WDFW to remove Profanity Peak wolf pack

profanity pack attack 2016

This photo was featured in a recent edition of the Ferry County View and shows a calf from the K Diamond K ranch who was likely attacked by a wolf.

 

August 5, 2016

The Washington Department of Fish and Wildlife has begun efforts to remove wolves from the Profanity Peak wolf pack after a fourth calf was confirmed by the department as a wolf kill last week.

The Profanity Peak  wolf pack, which numbers at least 11 total wolves including pups, has killed five calves and the pack was deemed a  “probable” cause in the death of three more calves. In total, at least five cattle have been killed by the pack within the last 30 days. The dead cattle have been found northeast of Republic and belong to two different ranches.

Now that WDFW has committed to addressing the problem, Stevens County Cattlemen’s Association President Justin Hedrick said WDFW should commit to full removal.
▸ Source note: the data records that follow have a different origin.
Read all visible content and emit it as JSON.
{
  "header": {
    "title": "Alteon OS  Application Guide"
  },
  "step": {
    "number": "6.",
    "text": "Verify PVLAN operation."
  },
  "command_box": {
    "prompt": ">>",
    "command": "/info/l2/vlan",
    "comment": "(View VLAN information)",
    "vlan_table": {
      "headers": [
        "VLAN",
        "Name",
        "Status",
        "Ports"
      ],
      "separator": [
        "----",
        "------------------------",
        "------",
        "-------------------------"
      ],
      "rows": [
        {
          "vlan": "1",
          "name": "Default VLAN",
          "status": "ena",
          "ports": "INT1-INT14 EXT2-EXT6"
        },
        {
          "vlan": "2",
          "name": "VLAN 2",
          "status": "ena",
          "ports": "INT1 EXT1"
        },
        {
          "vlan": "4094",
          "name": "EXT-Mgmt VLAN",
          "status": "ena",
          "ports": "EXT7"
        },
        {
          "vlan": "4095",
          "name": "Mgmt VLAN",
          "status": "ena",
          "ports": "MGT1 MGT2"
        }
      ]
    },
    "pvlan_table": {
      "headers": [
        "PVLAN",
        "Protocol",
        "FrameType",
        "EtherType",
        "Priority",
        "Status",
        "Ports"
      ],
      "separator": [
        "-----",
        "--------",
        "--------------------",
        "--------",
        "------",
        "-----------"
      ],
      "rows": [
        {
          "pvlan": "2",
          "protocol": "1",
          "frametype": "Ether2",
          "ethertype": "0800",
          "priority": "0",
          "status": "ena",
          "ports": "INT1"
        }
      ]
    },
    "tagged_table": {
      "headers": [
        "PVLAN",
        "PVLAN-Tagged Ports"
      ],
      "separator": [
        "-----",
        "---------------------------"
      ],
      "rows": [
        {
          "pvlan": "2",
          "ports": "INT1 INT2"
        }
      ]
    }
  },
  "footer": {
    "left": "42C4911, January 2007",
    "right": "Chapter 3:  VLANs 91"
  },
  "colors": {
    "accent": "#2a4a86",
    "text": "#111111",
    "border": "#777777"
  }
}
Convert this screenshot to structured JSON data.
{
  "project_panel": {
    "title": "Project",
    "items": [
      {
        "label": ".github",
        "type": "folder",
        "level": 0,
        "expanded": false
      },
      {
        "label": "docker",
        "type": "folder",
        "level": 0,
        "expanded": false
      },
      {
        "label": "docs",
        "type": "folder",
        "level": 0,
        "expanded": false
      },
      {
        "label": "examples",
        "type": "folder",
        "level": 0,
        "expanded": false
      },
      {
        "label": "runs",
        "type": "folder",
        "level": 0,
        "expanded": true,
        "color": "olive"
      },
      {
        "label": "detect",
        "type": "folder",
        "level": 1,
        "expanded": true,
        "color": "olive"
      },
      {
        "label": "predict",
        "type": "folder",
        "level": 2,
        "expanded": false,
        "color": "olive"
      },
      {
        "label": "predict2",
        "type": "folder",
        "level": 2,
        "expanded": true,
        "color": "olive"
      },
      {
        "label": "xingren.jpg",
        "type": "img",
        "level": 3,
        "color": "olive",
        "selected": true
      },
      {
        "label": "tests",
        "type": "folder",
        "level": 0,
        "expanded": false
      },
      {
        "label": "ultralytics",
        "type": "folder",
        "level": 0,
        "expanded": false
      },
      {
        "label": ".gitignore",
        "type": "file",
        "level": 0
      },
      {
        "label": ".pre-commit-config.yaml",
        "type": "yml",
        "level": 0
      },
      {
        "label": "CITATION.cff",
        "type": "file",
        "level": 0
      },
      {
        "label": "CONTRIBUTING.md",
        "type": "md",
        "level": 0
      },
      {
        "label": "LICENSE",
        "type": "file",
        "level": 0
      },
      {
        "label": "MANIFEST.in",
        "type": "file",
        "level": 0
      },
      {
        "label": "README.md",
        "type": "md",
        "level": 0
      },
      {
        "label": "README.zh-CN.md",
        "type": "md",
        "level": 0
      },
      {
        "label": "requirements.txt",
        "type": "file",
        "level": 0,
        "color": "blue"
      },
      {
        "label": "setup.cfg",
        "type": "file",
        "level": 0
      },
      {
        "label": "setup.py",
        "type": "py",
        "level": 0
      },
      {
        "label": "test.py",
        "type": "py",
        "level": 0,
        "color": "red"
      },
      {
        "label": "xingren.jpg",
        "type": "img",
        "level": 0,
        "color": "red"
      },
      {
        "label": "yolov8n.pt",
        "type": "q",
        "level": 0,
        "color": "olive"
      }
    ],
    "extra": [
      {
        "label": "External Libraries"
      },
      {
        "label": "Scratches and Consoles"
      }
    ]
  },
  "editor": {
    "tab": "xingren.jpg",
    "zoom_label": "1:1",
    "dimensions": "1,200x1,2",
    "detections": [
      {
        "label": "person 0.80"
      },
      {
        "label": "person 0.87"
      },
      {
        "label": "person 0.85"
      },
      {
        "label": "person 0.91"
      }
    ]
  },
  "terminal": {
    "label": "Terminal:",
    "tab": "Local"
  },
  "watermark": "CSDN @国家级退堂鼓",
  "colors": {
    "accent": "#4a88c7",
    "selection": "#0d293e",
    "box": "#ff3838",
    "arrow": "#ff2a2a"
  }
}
“The Ferry County Commissioners have not only declared a state of emergency, but have demanded the department complete a full removal of the pack,” said Hedrick, whose ranch ,the Diamond M, lost four calves to the pack. “Considering the ongoing damage these wolves have caused over the last three years, we feel that request is reasonable and should be met.”
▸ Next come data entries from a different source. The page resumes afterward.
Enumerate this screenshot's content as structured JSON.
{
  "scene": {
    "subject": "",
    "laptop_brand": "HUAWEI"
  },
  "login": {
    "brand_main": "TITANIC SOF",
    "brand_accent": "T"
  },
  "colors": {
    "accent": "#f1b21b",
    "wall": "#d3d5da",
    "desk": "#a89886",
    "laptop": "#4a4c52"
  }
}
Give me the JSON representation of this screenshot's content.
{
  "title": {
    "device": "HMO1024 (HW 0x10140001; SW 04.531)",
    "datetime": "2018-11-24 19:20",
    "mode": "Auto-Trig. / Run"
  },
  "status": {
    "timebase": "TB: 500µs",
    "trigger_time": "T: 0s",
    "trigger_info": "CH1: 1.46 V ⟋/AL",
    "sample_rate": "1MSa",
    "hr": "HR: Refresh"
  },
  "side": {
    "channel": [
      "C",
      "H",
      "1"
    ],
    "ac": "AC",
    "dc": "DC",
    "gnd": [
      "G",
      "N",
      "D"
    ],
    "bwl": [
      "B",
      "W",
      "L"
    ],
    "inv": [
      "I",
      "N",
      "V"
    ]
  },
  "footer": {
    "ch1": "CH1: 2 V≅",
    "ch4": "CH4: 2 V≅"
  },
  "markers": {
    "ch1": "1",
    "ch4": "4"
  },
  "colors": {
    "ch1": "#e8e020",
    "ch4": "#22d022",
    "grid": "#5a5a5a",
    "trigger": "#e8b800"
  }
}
The Profanity Peak wolf pack has been killing cattle for the last three years. In 2014, the Ferry County Commissioners declared a state of emergency and called for pack removal by WDFW, but they were ignored. Since then, a Wolf Advisory Group formed by the department has developed specific protocols with WDFW on when wolves should be removed. Precursors to wolf removal, according to the WAG checklist, include four WDFW confirmed kills by wolves within a calendar year and an attempt to use non-lethal methods to stop the killing.
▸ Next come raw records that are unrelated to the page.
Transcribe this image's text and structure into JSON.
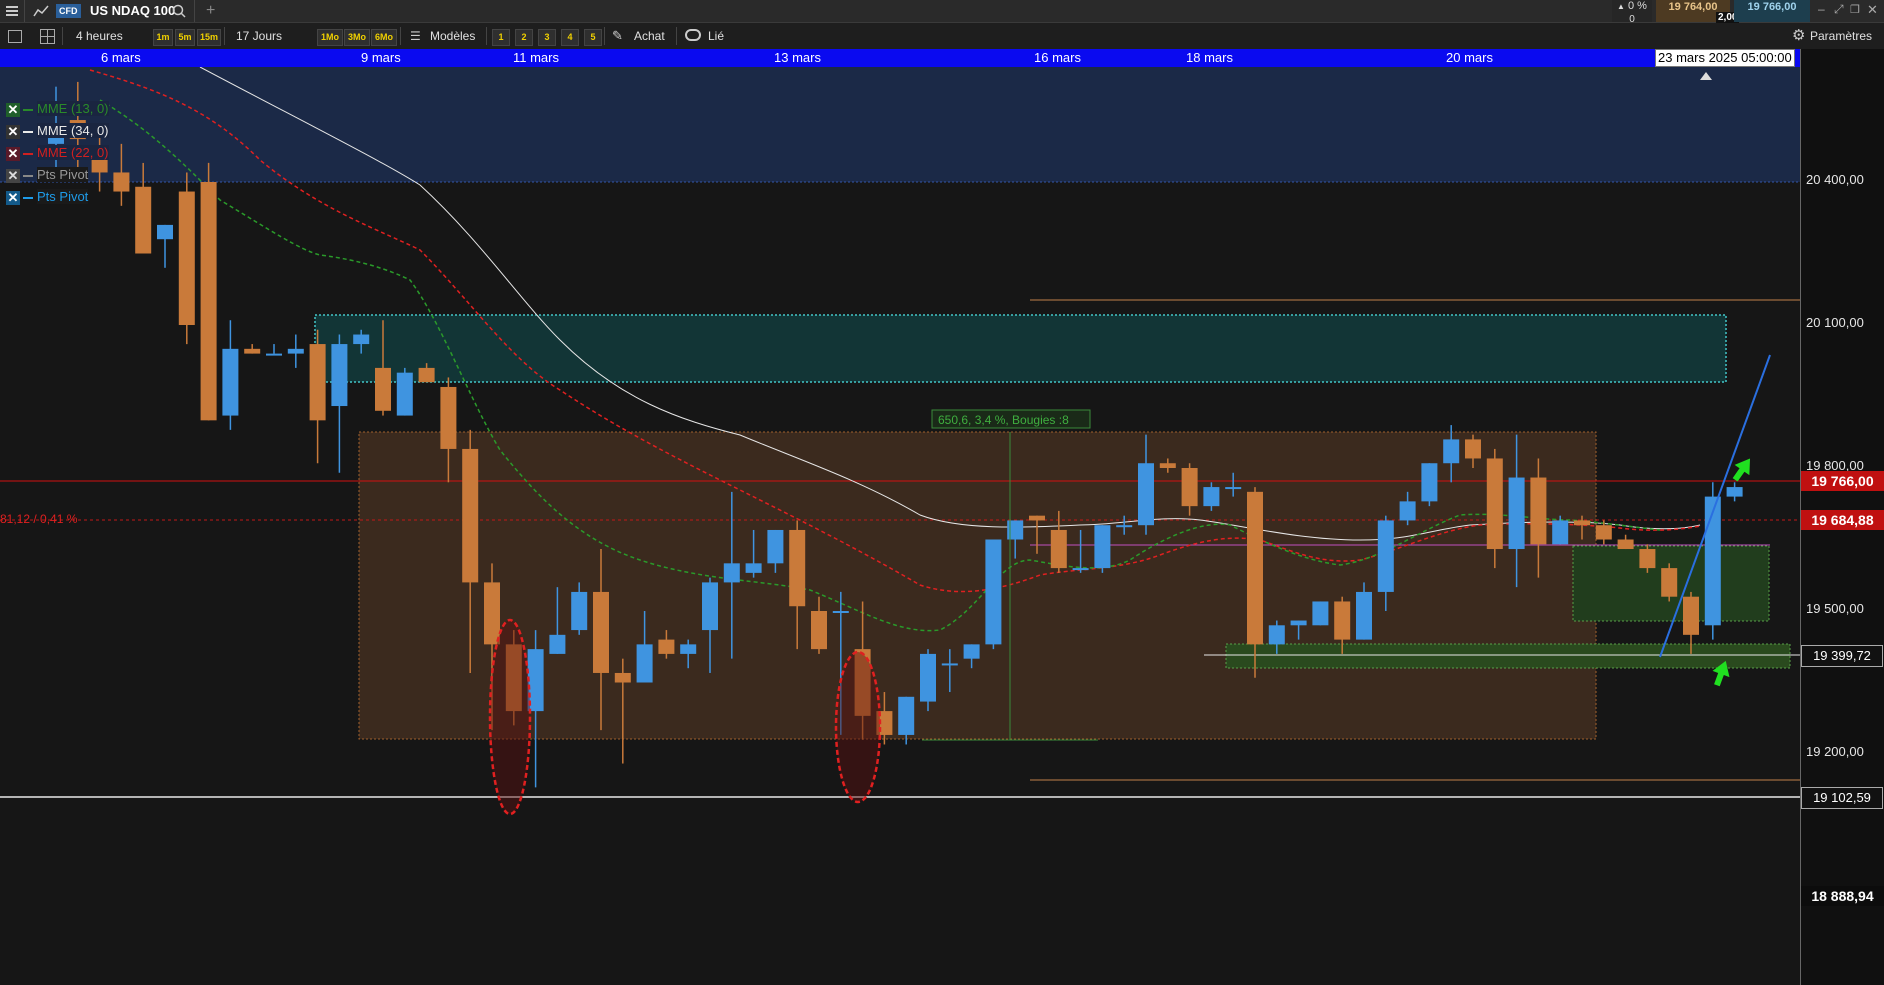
{
  "topbar": {
    "menu_icon": "hamburger-icon",
    "chart_icon": "line-chart-icon",
    "badge": "CFD",
    "symbol": "US NDAQ 100",
    "search_icon": "search-icon",
    "add_icon": "plus-icon",
    "change_pct": "0 %",
    "change_abs": "0",
    "bid": "19 764,00",
    "spread": "2,00",
    "ask": "19 766,00"
  },
  "toolbar": {
    "period": "4 heures",
    "timeframes": [
      "1m",
      "5m",
      "15m"
    ],
    "range": "17 Jours",
    "spans": [
      "1Mo",
      "3Mo",
      "6Mo"
    ],
    "models": "Modèles",
    "layouts": [
      "1",
      "2",
      "3",
      "4",
      "5"
    ],
    "buy": "Achat",
    "linked": "Lié",
    "settings": "Paramètres"
  },
  "dates": [
    "6 mars",
    "9 mars",
    "11 mars",
    "13 mars",
    "16 mars",
    "18 mars",
    "20 mars"
  ],
  "cursor_date": "23 mars 2025 05:00:00",
  "axis_ticks": [
    "20 400,00",
    "20 100,00",
    "19 800,00",
    "19 500,00",
    "19 200,00"
  ],
  "price_labels": {
    "last": "19 766,00",
    "mark": "19 684,88",
    "support_high": "19 399,72",
    "support_low": "19 102,59",
    "bottom": "18 888,94"
  },
  "left_readout": "81,12 / 0,41 %",
  "measure_label": "650,6, 3,4 %, Bougies :8",
  "legend": [
    {
      "label": "MME (13, 0)",
      "color": "#2a8a2a"
    },
    {
      "label": "MME (34, 0)",
      "color": "#e8e8e8"
    },
    {
      "label": "MME (22, 0)",
      "color": "#d02020"
    },
    {
      "label": "Pts Pivot",
      "color": "#999999"
    },
    {
      "label": "Pts Pivot",
      "color": "#1e9be8"
    }
  ],
  "colors": {
    "bull": "#3f94e0",
    "bear": "#c97a3a",
    "date_bar": "#0a0af0",
    "last_price": "#d01010"
  },
  "chart_data": {
    "type": "candlestick",
    "ylim": [
      18888.94,
      20470
    ],
    "candles": [
      {
        "o": 20480,
        "h": 20600,
        "l": 20420,
        "c": 20520
      },
      {
        "o": 20530,
        "h": 20610,
        "l": 20430,
        "c": 20490
      },
      {
        "o": 20460,
        "h": 20510,
        "l": 20380,
        "c": 20420
      },
      {
        "o": 20420,
        "h": 20480,
        "l": 20350,
        "c": 20380
      },
      {
        "o": 20390,
        "h": 20440,
        "l": 20320,
        "c": 20250
      },
      {
        "o": 20280,
        "h": 20300,
        "l": 20220,
        "c": 20310
      },
      {
        "o": 20380,
        "h": 20420,
        "l": 20060,
        "c": 20100
      },
      {
        "o": 20400,
        "h": 20440,
        "l": 19930,
        "c": 19900
      },
      {
        "o": 19910,
        "h": 20110,
        "l": 19880,
        "c": 20050
      },
      {
        "o": 20050,
        "h": 20060,
        "l": 20040,
        "c": 20040
      },
      {
        "o": 20040,
        "h": 20060,
        "l": 20040,
        "c": 20040
      },
      {
        "o": 20040,
        "h": 20080,
        "l": 20010,
        "c": 20050
      },
      {
        "o": 20060,
        "h": 20090,
        "l": 19810,
        "c": 19900
      },
      {
        "o": 19930,
        "h": 20080,
        "l": 19790,
        "c": 20060
      },
      {
        "o": 20060,
        "h": 20090,
        "l": 20040,
        "c": 20080
      },
      {
        "o": 20010,
        "h": 20110,
        "l": 19910,
        "c": 19920
      },
      {
        "o": 19910,
        "h": 20010,
        "l": 19920,
        "c": 20000
      },
      {
        "o": 20010,
        "h": 20020,
        "l": 19980,
        "c": 19980
      },
      {
        "o": 19970,
        "h": 19990,
        "l": 19770,
        "c": 19840
      },
      {
        "o": 19840,
        "h": 19880,
        "l": 19370,
        "c": 19560
      },
      {
        "o": 19560,
        "h": 19600,
        "l": 19250,
        "c": 19430
      },
      {
        "o": 19430,
        "h": 19460,
        "l": 19260,
        "c": 19290
      },
      {
        "o": 19290,
        "h": 19460,
        "l": 19130,
        "c": 19420
      },
      {
        "o": 19410,
        "h": 19550,
        "l": 19420,
        "c": 19450
      },
      {
        "o": 19460,
        "h": 19560,
        "l": 19450,
        "c": 19540
      },
      {
        "o": 19540,
        "h": 19630,
        "l": 19250,
        "c": 19370
      },
      {
        "o": 19370,
        "h": 19400,
        "l": 19180,
        "c": 19350
      },
      {
        "o": 19350,
        "h": 19500,
        "l": 19360,
        "c": 19430
      },
      {
        "o": 19440,
        "h": 19460,
        "l": 19400,
        "c": 19410
      },
      {
        "o": 19410,
        "h": 19440,
        "l": 19380,
        "c": 19430
      },
      {
        "o": 19460,
        "h": 19570,
        "l": 19370,
        "c": 19560
      },
      {
        "o": 19560,
        "h": 19750,
        "l": 19400,
        "c": 19600
      },
      {
        "o": 19580,
        "h": 19670,
        "l": 19570,
        "c": 19600
      },
      {
        "o": 19600,
        "h": 19670,
        "l": 19580,
        "c": 19670
      },
      {
        "o": 19670,
        "h": 19690,
        "l": 19420,
        "c": 19510
      },
      {
        "o": 19500,
        "h": 19530,
        "l": 19410,
        "c": 19420
      },
      {
        "o": 19500,
        "h": 19540,
        "l": 19240,
        "c": 19500
      },
      {
        "o": 19420,
        "h": 19520,
        "l": 19230,
        "c": 19280
      },
      {
        "o": 19290,
        "h": 19330,
        "l": 19220,
        "c": 19240
      },
      {
        "o": 19240,
        "h": 19320,
        "l": 19220,
        "c": 19320
      },
      {
        "o": 19310,
        "h": 19420,
        "l": 19290,
        "c": 19410
      },
      {
        "o": 19390,
        "h": 19420,
        "l": 19330,
        "c": 19390
      },
      {
        "o": 19400,
        "h": 19430,
        "l": 19380,
        "c": 19430
      },
      {
        "o": 19430,
        "h": 19650,
        "l": 19420,
        "c": 19650
      },
      {
        "o": 19650,
        "h": 19690,
        "l": 19610,
        "c": 19690
      },
      {
        "o": 19700,
        "h": 19650,
        "l": 19620,
        "c": 19690
      },
      {
        "o": 19670,
        "h": 19710,
        "l": 19580,
        "c": 19590
      },
      {
        "o": 19590,
        "h": 19670,
        "l": 19580,
        "c": 19590
      },
      {
        "o": 19590,
        "h": 19660,
        "l": 19580,
        "c": 19680
      },
      {
        "o": 19680,
        "h": 19700,
        "l": 19660,
        "c": 19680
      },
      {
        "o": 19680,
        "h": 19870,
        "l": 19660,
        "c": 19810
      },
      {
        "o": 19810,
        "h": 19820,
        "l": 19790,
        "c": 19800
      },
      {
        "o": 19800,
        "h": 19810,
        "l": 19700,
        "c": 19720
      },
      {
        "o": 19720,
        "h": 19770,
        "l": 19710,
        "c": 19760
      },
      {
        "o": 19760,
        "h": 19790,
        "l": 19740,
        "c": 19760
      },
      {
        "o": 19750,
        "h": 19760,
        "l": 19360,
        "c": 19430
      },
      {
        "o": 19430,
        "h": 19480,
        "l": 19410,
        "c": 19470
      },
      {
        "o": 19470,
        "h": 19480,
        "l": 19440,
        "c": 19480
      },
      {
        "o": 19470,
        "h": 19520,
        "l": 19470,
        "c": 19520
      },
      {
        "o": 19520,
        "h": 19530,
        "l": 19410,
        "c": 19440
      },
      {
        "o": 19440,
        "h": 19560,
        "l": 19440,
        "c": 19540
      },
      {
        "o": 19540,
        "h": 19700,
        "l": 19500,
        "c": 19690
      },
      {
        "o": 19690,
        "h": 19750,
        "l": 19680,
        "c": 19730
      },
      {
        "o": 19730,
        "h": 19800,
        "l": 19720,
        "c": 19810
      },
      {
        "o": 19810,
        "h": 19890,
        "l": 19770,
        "c": 19860
      },
      {
        "o": 19860,
        "h": 19870,
        "l": 19800,
        "c": 19820
      },
      {
        "o": 19820,
        "h": 19840,
        "l": 19590,
        "c": 19630
      },
      {
        "o": 19630,
        "h": 19870,
        "l": 19550,
        "c": 19780
      },
      {
        "o": 19780,
        "h": 19820,
        "l": 19570,
        "c": 19640
      },
      {
        "o": 19640,
        "h": 19700,
        "l": 19650,
        "c": 19690
      },
      {
        "o": 19690,
        "h": 19700,
        "l": 19650,
        "c": 19680
      },
      {
        "o": 19680,
        "h": 19690,
        "l": 19640,
        "c": 19650
      },
      {
        "o": 19650,
        "h": 19660,
        "l": 19630,
        "c": 19630
      },
      {
        "o": 19630,
        "h": 19640,
        "l": 19580,
        "c": 19590
      },
      {
        "o": 19590,
        "h": 19600,
        "l": 19520,
        "c": 19530
      },
      {
        "o": 19530,
        "h": 19540,
        "l": 19410,
        "c": 19450
      },
      {
        "o": 19470,
        "h": 19770,
        "l": 19440,
        "c": 19740
      },
      {
        "o": 19740,
        "h": 19770,
        "l": 19730,
        "c": 19760
      }
    ]
  }
}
Although the Diamond M and another affected ranch tried additional non-lethal deterrents like range riders, removing carcasses of killed cattle and other methods, the Profanity Pack has not stopped preying on cattle.

Hedrick said SCCA expects WDFW to follow through on their commitment to remove wolves until the job is done.

“In the past, we have seen wolf removal crews pull out and leave because of a holiday weekend,” said Hedrick. “This problem does not take a holiday and we want WDFW to follow through with their commitment to address this situation.”